You are viewing a plain text version of this content. The canonical link for it is here.
Posted to user@nutch.apache.org by Doug Cutting <cu...@apache.org> on 2006/04/05 23:47:01 UTC
Re: Tuning nutch-0.8-dev (rev-374745 of 2006-02-03)
monu.ogbe@richmondinformatics.com wrote:
> Also, on the subject of tuning for speed, I am confused about the relevance of
> the "-numFetchers n" flag in the "generate" command. I understand that it
> causes that "n" segments to be created, but, when using mapred, does the
> "fetch" command then understand that it should allocate one fetcher per
> segment?
In 0.8 this determines the number of input directories that will be
generated in each segment, and, consequently, the number of map tasks
when fetching. Urls are hashed into these so that they are hostwise
disjoint.
> If so, is the benefit -
>
> - resilience so that failed fetches can be re-started individually
>
> - performance; or
Both of these. Multiple fetchlists can be fetched in parallel, and, if
they crash, can be restarted. But if you use too many and don't have
very many unique hosts, then each will be performance limited by
politeness (if a task has urls from only 2 hosts, and it waits a second
between accesses, then it can maximally fetch only 2 pages/second).
> PS. For completeness, the following is my nutch-site.xml. mapred-site.xml is
> an exact copy of it.
>
> <?xml version="1.0"?>
> <?xml-stylesheet type="text/xsl" href="nutch-conf.xsl"?>
>
> <!-- Do not modify this file directly. Instead, copy entries that you -->
> <!-- wish to modify from this file into nutch-site.xml and change them -->
> <!-- there. If nutch-site.xml does not already exist, create it. -->
This comment is confusing in a nutch-site.xml...
> <property>
> <name>mapred.map.tasks</name>
> <value>51</value>
> <description>The default number of map tasks per job. Typically set
> to a prime several times greater than number of available hosts.

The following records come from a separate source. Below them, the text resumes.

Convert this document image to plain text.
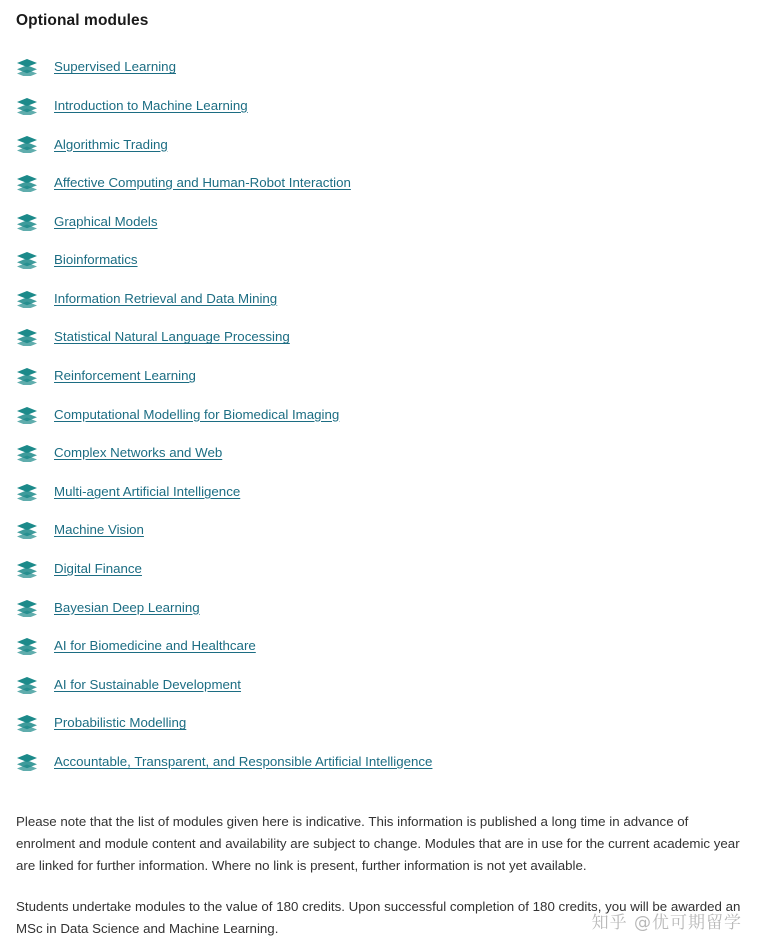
Optional modules
Supervised Learning
Introduction to Machine Learning
Algorithmic Trading
Affective Computing and Human-Robot Interaction
Graphical Models
Bioinformatics
Information Retrieval and Data Mining
Statistical Natural Language Processing
Reinforcement Learning
Computational Modelling for Biomedical Imaging
Complex Networks and Web
Multi-agent Artificial Intelligence
Machine Vision
Digital Finance
Bayesian Deep Learning
AI for Biomedicine and Healthcare
AI for Sustainable Development
Probabilistic Modelling
Accountable, Transparent, and Responsible Artificial Intelligence

Please note that the list of modules given here is indicative. This information is published a long time in advance of enrolment and module content and availability are subject to change. Modules that are in use for the current academic year are linked for further information. Where no link is present, further information is not yet available.

Students undertake modules to the value of 180 credits. Upon successful completion of 180 credits, you will be awarded an MSc in Data Science and Machine Learning.	知乎 @优可期留学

> Ignored when mapred.job.tracker is "local".
> </description>
> </property>
>
> <property>
> <name>mapred.reduce.tasks</name>
> <value>5</value>
> <description>The default number of reduce tasks per job. Typically set
> to a prime close to the number of available hosts. Ignored when
> mapred.job.tracker is "local".
> </description>
> </property>
These values should not be placed in nutch-site, since that causes them
to override job-specified values. They should instead be in
mapred-default,xml, so that jobs can sometimes override them. For
example, the generate task manipulates the number of reduce tasks in
order to generate the appropriate number of input directories for
fetching (as described above).
> <property>
> <name>searcher.max.hits</name>
> <value>200</value>
> <description>If positive, search stops after this many hits are
> found. Setting this to small, positive values (e.g., 1000) can make
> searches much faster. With a sorted index, the quality of the hits
> suffers little.</description>
> </property>
Make sure you're using a sorted indexer if you're using this. Otherwise
your results could suffer greatly.
Doug